Film Review: Undine

★★★☆☆

Floating somewhere between drama and fantasy, myth and reality, Christian Petzold’s Undine is a beguiling, other-worldly love story between a diver and a tour guide – or is she a mermaid? Brought to modern-day Berlin from the depths of German Renaissance philosophy, this supernatural allegory benefits from two strong lead performances, but is otherwise as transient and ethereal as the nymphs from whom it takes its title.

The eponymous Undine (Paula Beer) is a well-versed historian at the Centre for Urban Development and Planning. She gives talks on the German capital pre- and post-reunification to tourists and eager young students. Though it is by no means evident why we spend so much time looking at 3D models and maps and listen to Undine explain how the city has evolved over time, acknowledging the interrelation of past, present and future is underlined.

Her own future seems to be in doubt, though, when first dropped into a “We need to meet” break-up conversation. With a preamble we do not witness, Johannes (Jacob Matschenz) ends their relationship due to another woman. “If you leave me, I’ll have to kill you” seems a slight overreaction from Undine, but she stumbles – literally – across her knight in shining armour, Christoph (Franz Rogowski) almost immediately. Clumsily introducing himself after attending one of her talks, and then knocking over a fish tank when taking his leave, the pair lie on the floor of a café in raptures, looking longingly into each other’s eyes.

Later learning that Undine’s threat was not empty rhetoric, and that her search for a partner has far more at stake than 2.4 kids, a nice house and a BMW, it is love at first sight with Christoph. Inseparable, they begin a passionate affair and share their love for the water. However, when Undine discards her diving gear and hitches a ride with Big Gunther, a giant catfish who roams the reservoir where Christoph has been working, he realises that he may have been, well, catfished. But so enamoured is he that Christoph doesn’t bat an eyelid, even encouraging Undine’s historical knowledge as pillow talk. After all, there’s nothing like a speech on urban planning to keep a relationship’s passions aflame.
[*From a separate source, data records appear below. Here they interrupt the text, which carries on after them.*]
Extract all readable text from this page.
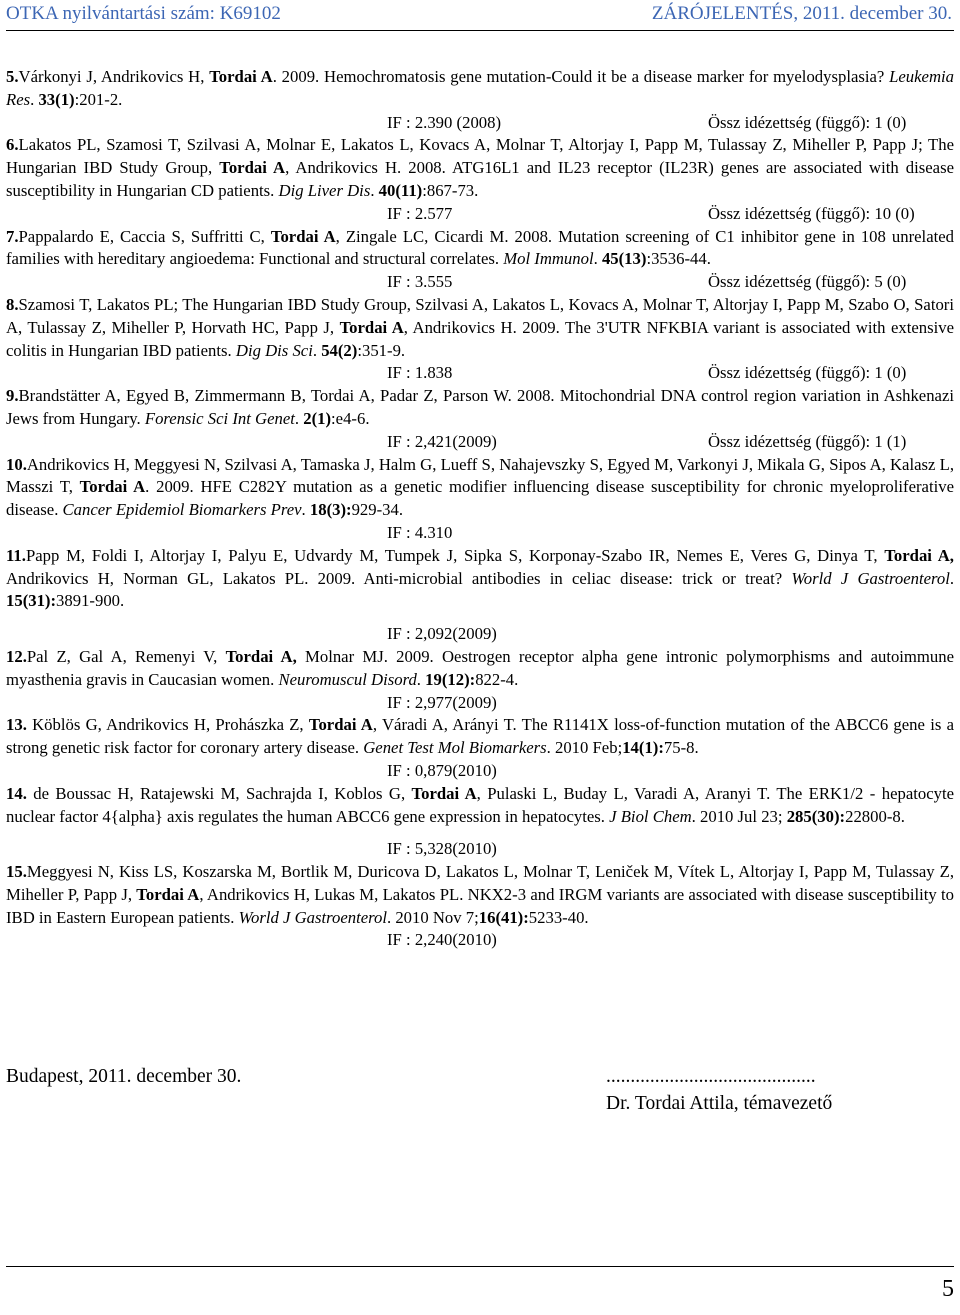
OTKA nyilvántartási szám: K69102	ZÁRÓJELENTÉS, 2011. december 30.
5.Várkonyi J, Andrikovics H, Tordai A. 2009. Hemochromatosis gene mutation-Could it be a disease marker for myelodysplasia? Leukemia Res. 33(1):201-2.
IF : 2.390 (2008)	Össz idézettség (függő): 1 (0)
6.Lakatos PL, Szamosi T, Szilvasi A, Molnar E, Lakatos L, Kovacs A, Molnar T, Altorjay I, Papp M, Tulassay Z, Miheller P, Papp J; The Hungarian IBD Study Group, Tordai A, Andrikovics H. 2008. ATG16L1 and IL23 receptor (IL23R) genes are associated with disease susceptibility in Hungarian CD patients. Dig Liver Dis. 40(11):867-73.
IF : 2.577	Össz idézettség (függő): 10 (0)
7.Pappalardo E, Caccia S, Suffritti C, Tordai A, Zingale LC, Cicardi M. 2008. Mutation screening of C1 inhibitor gene in 108 unrelated families with hereditary angioedema: Functional and structural correlates. Mol Immunol. 45(13):3536-44.
IF : 3.555	Össz idézettség (függő): 5 (0)
8.Szamosi T, Lakatos PL; The Hungarian IBD Study Group, Szilvasi A, Lakatos L, Kovacs A, Molnar T, Altorjay I, Papp M, Szabo O, Satori A, Tulassay Z, Miheller P, Horvath HC, Papp J, Tordai A, Andrikovics H. 2009. The 3'UTR NFKBIA variant is associated with extensive colitis in Hungarian IBD patients. Dig Dis Sci. 54(2):351-9.
IF : 1.838	Össz idézettség (függő): 1 (0)
9.Brandstätter A, Egyed B, Zimmermann B, Tordai A, Padar Z, Parson W. 2008. Mitochondrial DNA control region variation in Ashkenazi Jews from Hungary. Forensic Sci Int Genet. 2(1):e4-6.
IF : 2,421(2009)	Össz idézettség (függő): 1 (1)
10.Andrikovics H, Meggyesi N, Szilvasi A, Tamaska J, Halm G, Lueff S, Nahajevszky S, Egyed M, Varkonyi J, Mikala G, Sipos A, Kalasz L, Masszi T, Tordai A. 2009. HFE C282Y mutation as a genetic modifier influencing disease susceptibility for chronic myeloproliferative disease. Cancer Epidemiol Biomarkers Prev. 18(3):929-34.
IF : 4.310
11.Papp M, Foldi I, Altorjay I, Palyu E, Udvardy M, Tumpek J, Sipka S, Korponay-Szabo IR, Nemes E, Veres G, Dinya T, Tordai A, Andrikovics H, Norman GL, Lakatos PL. 2009. Anti-microbial antibodies in celiac disease: trick or treat? World J Gastroenterol. 15(31):3891-900.
IF : 2,092(2009)
12.Pal Z, Gal A, Remenyi V, Tordai A, Molnar MJ. 2009. Oestrogen receptor alpha gene intronic polymorphisms and autoimmune myasthenia gravis in Caucasian women. Neuromuscul Disord. 19(12):822-4.
IF : 2,977(2009)
13. Köblös G, Andrikovics H, Prohászka Z, Tordai A, Váradi A, Arányi T. The R1141X loss-of-function mutation of the ABCC6 gene is a strong genetic risk factor for coronary artery disease. Genet Test Mol Biomarkers. 2010 Feb;14(1):75-8.
IF : 0,879(2010)
14. de Boussac H, Ratajewski M, Sachrajda I, Koblos G, Tordai A, Pulaski L, Buday L, Varadi A, Aranyi T. The ERK1/2 - hepatocyte nuclear factor 4{alpha} axis regulates the human ABCC6 gene expression in hepatocytes. J Biol Chem. 2010 Jul 23; 285(30):22800-8.
IF : 5,328(2010)
15.Meggyesi N, Kiss LS, Koszarska M, Bortlik M, Duricova D, Lakatos L, Molnar T, Leniček M, Vítek L, Altorjay I, Papp M, Tulassay Z, Miheller P, Papp J, Tordai A, Andrikovics H, Lukas M, Lakatos PL. NKX2-3 and IRGM variants are associated with disease susceptibility to IBD in Eastern European patients. World J Gastroenterol. 2010 Nov 7;16(41):5233-40.
IF : 2,240(2010)
Budapest, 2011. december 30.	...........................................
Dr. Tordai Attila, témavezető
5
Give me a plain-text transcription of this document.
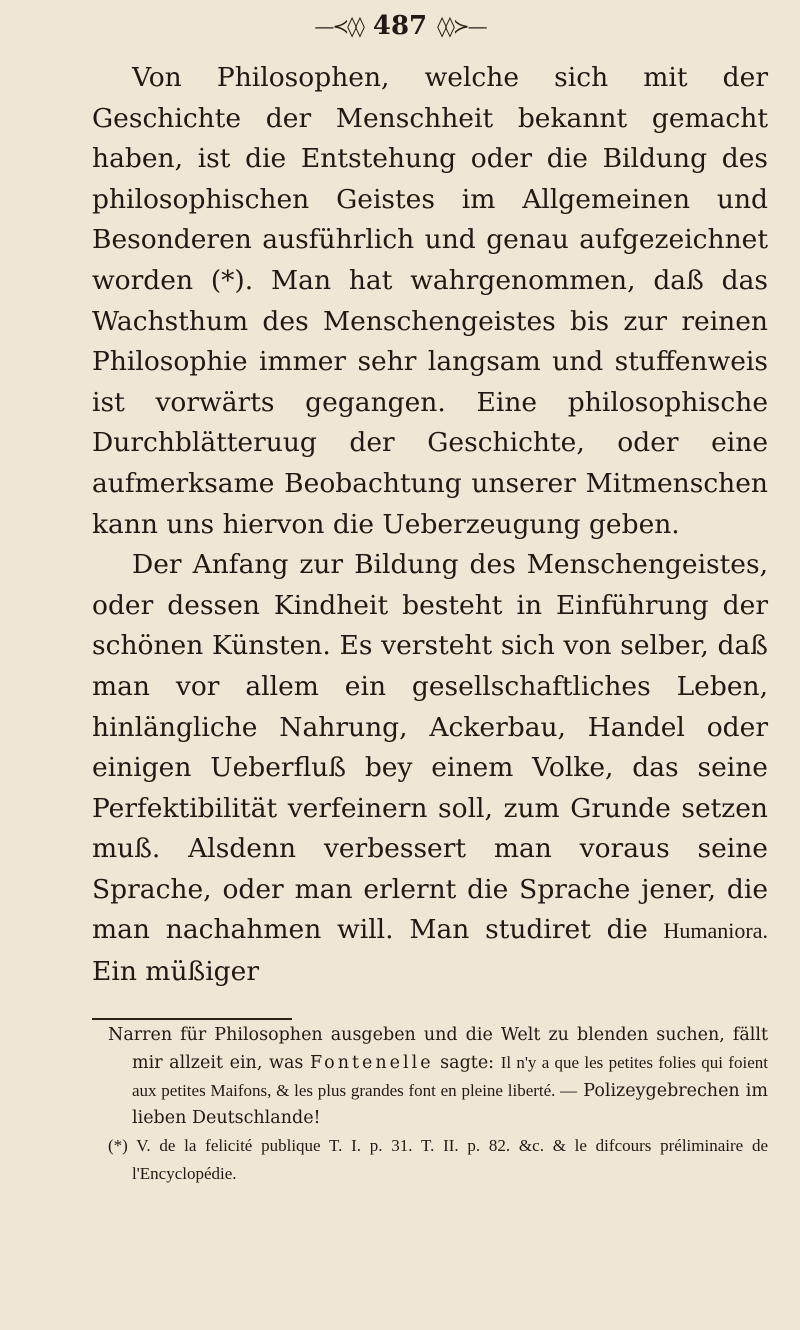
—≺◊◊ 487 ◊◊≻—

Von Philosophen, welche sich mit der Geschichte der Menschheit bekannt gemacht haben, ist die Entstehung oder die Bildung des philosophischen Geistes im Allgemeinen und Besonderen ausführlich und genau aufgezeichnet worden (*). Man hat wahrgenommen, daß das Wachsthum des Menschengeistes bis zur reinen Philosophie immer sehr langsam und stuffenweis ist vorwärts gegangen. Eine philosophische Durchblätteruug der Geschichte, oder eine aufmerksame Beobachtung unserer Mitmenschen kann uns hiervon die Ueberzeugung geben.

Der Anfang zur Bildung des Menschengeistes, oder dessen Kindheit besteht in Einführung der schönen Künsten. Es versteht sich von selber, daß man vor allem ein gesellschaftliches Leben, hinlängliche Nahrung, Ackerbau, Handel oder einigen Ueberfluß bey einem Volke, das seine Perfektibilität verfeinern soll, zum Grunde setzen muß. Alsdenn verbessert man voraus seine Sprache, oder man erlernt die Sprache jener, die man nachahmen will. Man studiret die Humaniora. Ein müßiger

Narren für Philosophen ausgeben und die Welt zu blenden suchen, fällt mir allzeit ein, was Fontenelle sagte: Il n'y a que les petites folies qui foient aux petites Maifons, & les plus grandes font en pleine liberté. — Polizeygebrechen im lieben Deutschlande!

(*) V. de la felicité publique T. I. p. 31. T. II. p. 82. &c. & le difcours préliminaire de l'Encyclopédie.
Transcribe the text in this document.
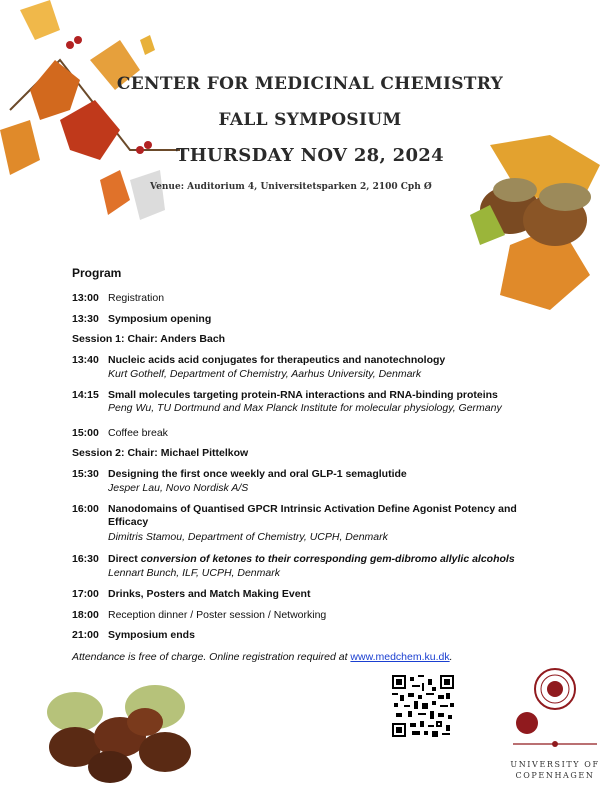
CENTER FOR MEDICINAL CHEMISTRY
FALL SYMPOSIUM
THURSDAY NOV 28, 2024
Venue: Auditorium 4, Universitetsparken 2, 2100 Cph Ø
Program
13:00 Registration
13:30 Symposium opening
Session 1: Chair: Anders Bach
13:40 Nucleic acids acid conjugates for therapeutics and nanotechnology
Kurt Gothelf, Department of Chemistry, Aarhus University, Denmark
14:15 Small molecules targeting protein-RNA interactions and RNA-binding proteins
Peng Wu, TU Dortmund and Max Planck Institute for molecular physiology, Germany
15:00 Coffee break
Session 2: Chair: Michael Pittelkow
15:30 Designing the first once weekly and oral GLP-1 semaglutide
Jesper Lau, Novo Nordisk A/S
16:00 Nanodomains of Quantised GPCR Intrinsic Activation Define Agonist Potency and Efficacy
Dimitris Stamou, Department of Chemistry, UCPH, Denmark
16:30 Direct conversion of ketones to their corresponding gem-dibromo allylic alcohols
Lennart Bunch, ILF, UCPH, Denmark
17:00 Drinks, Posters and Match Making Event
18:00 Reception dinner / Poster session / Networking
21:00 Symposium ends
Attendance is free of charge. Online registration required at www.medchem.ku.dk.
UNIVERSITY OF
COPENHAGEN
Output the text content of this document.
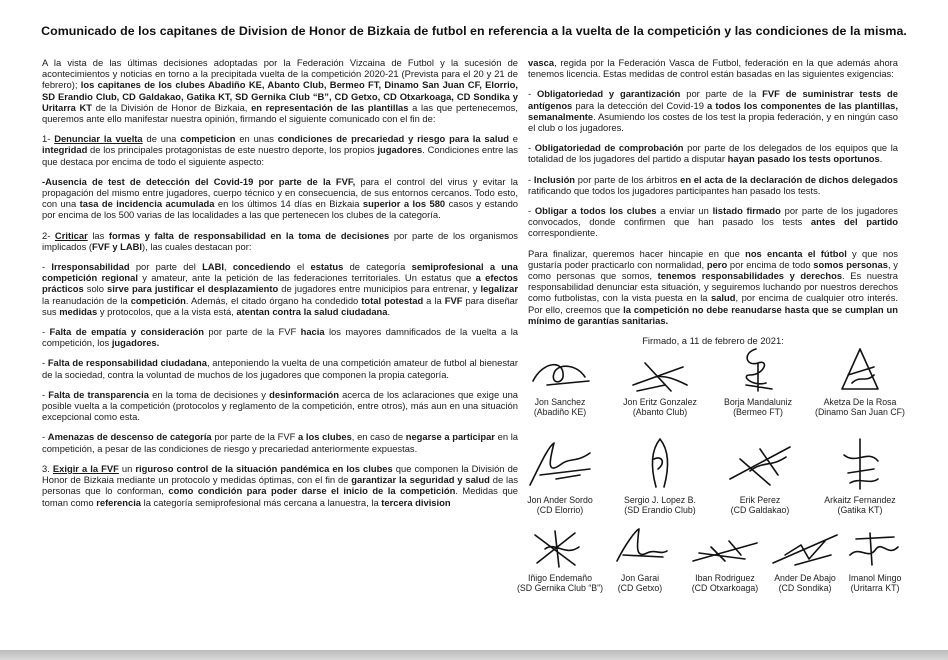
Comunicado de los capitanes de Division de Honor de Bizkaia de futbol en referencia a la vuelta de la competición y las condiciones de la misma.

A la vista de las últimas decisiones adoptadas por la Federación Vizcaina de Futbol y la sucesión de acontecimientos y noticias en torno a la precipitada vuelta de la competición 2020-21 (Prevista para el 20 y 21 de febrero); los capitanes de los clubes Abadiño KE, Abanto Club, Bermeo FT, Dinamo San Juan CF, Elorrio, SD Erandio Club, CD Galdakao, Gatika KT, SD Gernika Club “B”, CD Getxo, CD Otxarkoaga, CD Sondika y Uritarra KT de la División de Honor de Bizkaia, en representación de las plantillas a las que pertenecemos, queremos ante ello manifestar nuestra opinión, firmando el siguiente comunicado con el fin de:

1- Denunciar la vuelta de una competicion en unas condiciones de precariedad y riesgo para la salud e integridad de los principales protagonistas de este nuestro deporte, los propios jugadores. Condiciones entre las que destaca por encima de todo el siguiente aspecto:

-Ausencia de test de detección del Covid-19 por parte de la FVF, para el control del virus y evitar la propagación del mismo entre jugadores, cuerpo técnico y en consecuencia, de sus entornos cercanos. Todo esto, con una tasa de incidencia acumulada en los últimos 14 días en Bizkaia superior a los 580 casos y estando por encima de los 500 varias de las localidades a las que pertenecen los clubes de la categoría.

2- Criticar las formas y falta de responsabilidad en la toma de decisiones por parte de los organismos implicados (FVF y LABI), las cuales destacan por:

- Irresponsabilidad por parte del LABI, concediendo el estatus de categoría semiprofesional a una competición regional y amateur, ante la petición de las federaciones territoriales. Un estatus que a efectos prácticos solo sirve para justificar el desplazamiento de jugadores entre municipios para entrenar, y legalizar la reanudación de la competición. Además, el citado órgano ha condedido total potestad a la FVF para diseñar sus medidas y protocolos, que a la vista está, atentan contra la salud ciudadana.

- Falta de empatía y consideración por parte de la FVF hacia los mayores damnificados de la vuelta a la competición, los jugadores.

- Falta de responsabilidad ciudadana, anteponiendo la vuelta de una competición amateur de futbol al bienestar de la sociedad, contra la voluntad de muchos de los jugadores que componen la propia categoría.

- Falta de transparencia en la toma de decisiones y desinformación acerca de los aclaraciones que exige una posible vuelta a la competición (protocolos y reglamento de la competición, entre otros), más aun en una situación excepcional como esta.

- Amenazas de descenso de categoría por parte de la FVF a los clubes, en caso de negarse a participar en la competición, a pesar de las condiciones de riesgo y precariedad anteriormente expuestas.

3. Exigir a la FVF un riguroso control de la situación pandémica en los clubes que componen la División de Honor de Bizkaia mediante un protocolo y medidas óptimas, con el fin de garantizar la seguridad y salud de las personas que lo conforman, como condición para poder darse el inicio de la competición. Medidas que toman como referencia la categoría semiprofesional más cercana a lanuestra, la tercera division

vasca, regida por la Federación Vasca de Futbol, federación en la que además ahora tenemos licencia. Estas medidas de control están basadas en las siguientes exigencias:

- Obligatoriedad y garantización por parte de la FVF de suministrar tests de antígenos para la detección del Covid-19 a todos los componentes de las plantillas, semanalmente. Asumiendo los costes de los test la propia federación, y en ningún caso el club o los jugadores.

- Obligatoriedad de comprobación por parte de los delegados de los equipos que la totalidad de los jugadores del partido a disputar hayan pasado los tests oportunos.

- Inclusión por parte de los árbitros en el acta de la declaración de dichos delegados ratificando que todos los jugadores participantes han pasado los tests.

- Obligar a todos los clubes a enviar un listado firmado por parte de los jugadores convocados, donde confirmen que han pasado los tests antes del partido correspondiente.

Para finalizar, queremos hacer hincapie en que nos encanta el fútbol y que nos gustaría poder practicarlo con normalidad, pero por encima de todo somos personas, y como personas que somos, tenemos responsabilidades y derechos. Es nuestra responsabilidad denunciar esta situación, y seguiremos luchando por nuestros derechos como futbolistas, con la vista puesta en la salud, por encima de cualquier otro interés. Por ello, creemos que la competición no debe reanudarse hasta que se cumplan un mínimo de garantías sanitarias.

Firmado, a 11 de febrero de 2021:
Jon Sanchez
(Abadiño KE)
Jon Eritz Gonzalez
(Abanto Club)
Borja Mandaluniz
(Bermeo FT)
Aketza De la Rosa
(Dinamo San Juan CF)
Jon Ander Sordo
(CD Elorrio)
Sergio J. Lopez B.
(SD Erandio Club)
Erik Perez
(CD Galdakao)
Arkaitz Fernandez
(Gatika KT)
Iñigo Endemaño
(SD Gernika Club “B”)
Jon Garai
(CD Getxo)
Iban Rodriguez
(CD Otxarkoaga)
Ander De Abajo
(CD Sondika)
Imanol Mingo
(Uritarra KT)
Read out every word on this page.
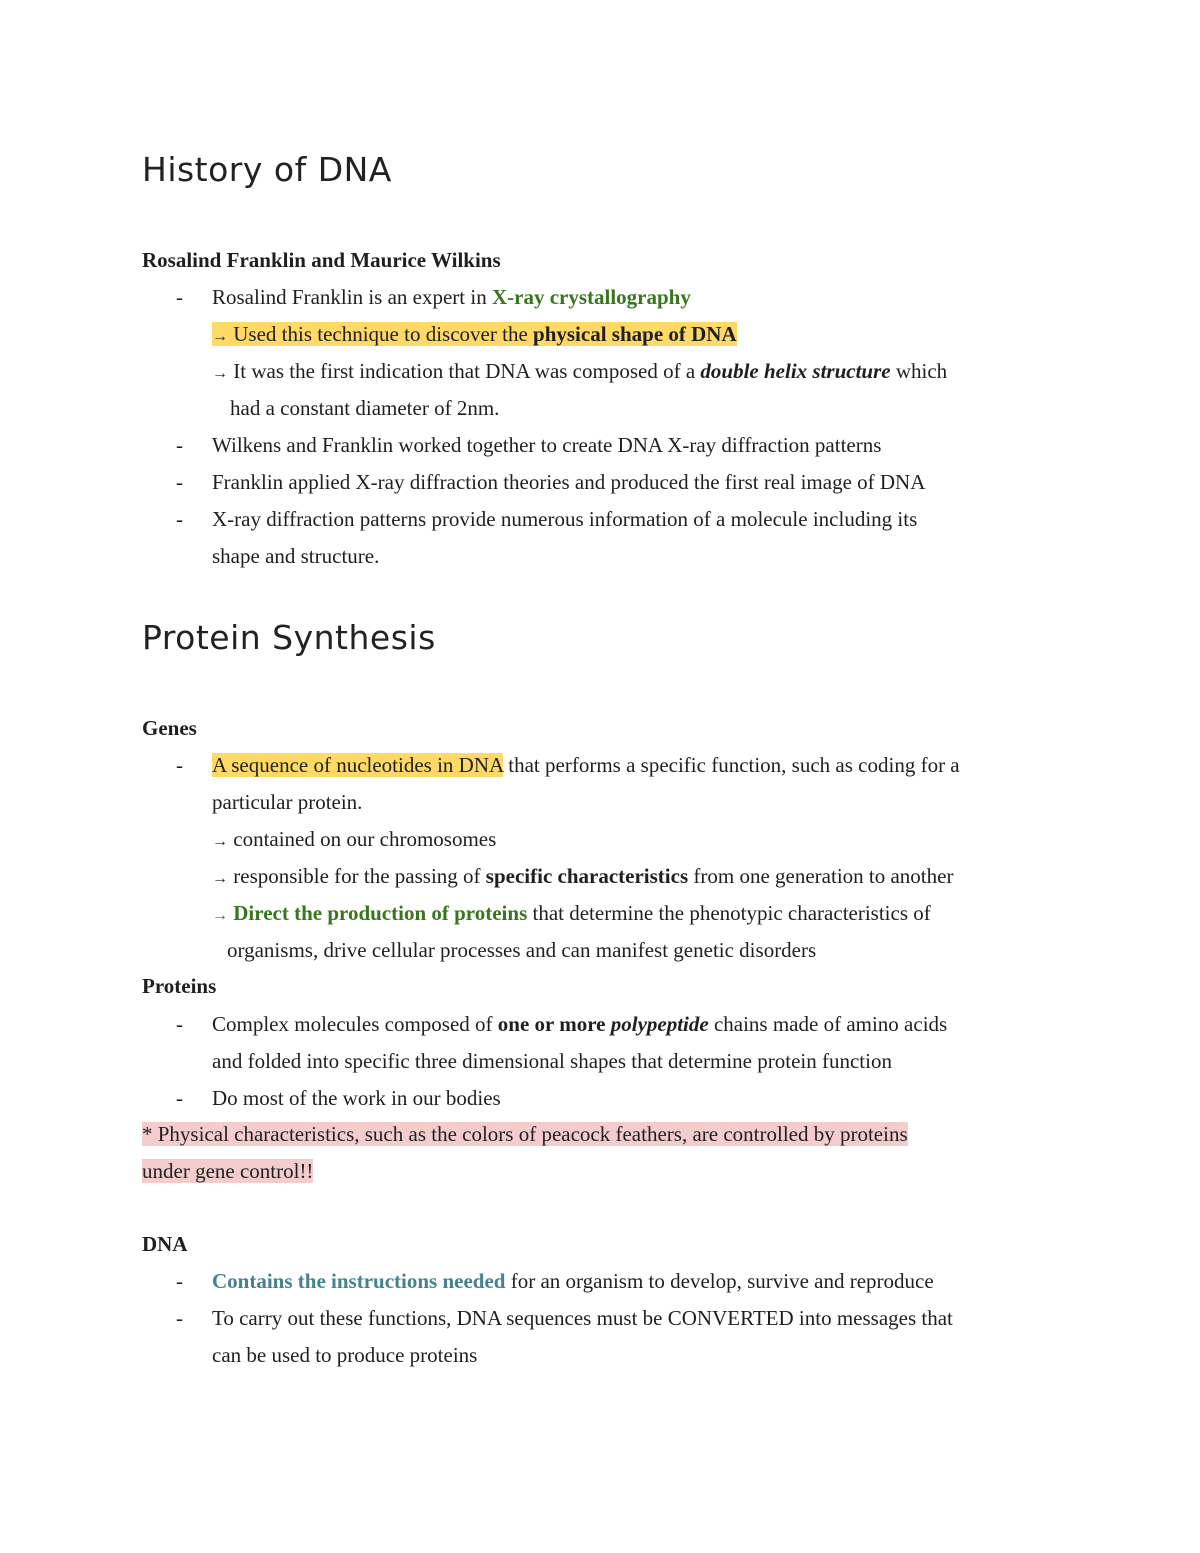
History of DNA
Rosalind Franklin and Maurice Wilkins
- Rosalind Franklin is an expert in X-ray crystallography
→ Used this technique to discover the physical shape of DNA
→ It was the first indication that DNA was composed of a double helix structure which
had a constant diameter of 2nm.
- Wilkens and Franklin worked together to create DNA X-ray diffraction patterns
- Franklin applied X-ray diffraction theories and produced the first real image of DNA
- X-ray diffraction patterns provide numerous information of a molecule including its
shape and structure.
Protein Synthesis
Genes
- A sequence of nucleotides in DNA that performs a specific function, such as coding for a
particular protein.
→ contained on our chromosomes
→ responsible for the passing of specific characteristics from one generation to another
→ Direct the production of proteins that determine the phenotypic characteristics of
organisms, drive cellular processes and can manifest genetic disorders
Proteins
- Complex molecules composed of one or more polypeptide chains made of amino acids
and folded into specific three dimensional shapes that determine protein function
- Do most of the work in our bodies
* Physical characteristics, such as the colors of peacock feathers, are controlled by proteins
under gene control!!
DNA
- Contains the instructions needed for an organism to develop, survive and reproduce
- To carry out these functions, DNA sequences must be CONVERTED into messages that
can be used to produce proteins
But when a chance encounter with Johannes and an accident befalls the couple, we dive into murkier waters where time, place and reason are hard to discern. The one constant in a film that flows this way and that is a singular piano refrain by Bach. Paired with this is Stayin’ Alive by the Bee Gees which comes in handy with the administration of CPR at a key moment and shows the tongue-in-cheek humour that Petzold peppers Undine with as the classical and contemporary intermingle.

Beer, who impressed greatly in François Ozon’s 2017 film Frantz, again displays a maturity of performance beyond her years, and Rogowski has a natural, easy presence on screen alongside her again after 2018’s Transit. So, what do we take away from Undine? Its woozy oddity does linger and the process of falling in and out of love may well feel like drowning. But as we come up for air in closing it must be said that the best is surely yet to come from this excellent leading pair and gifted director after this latest underwater outing.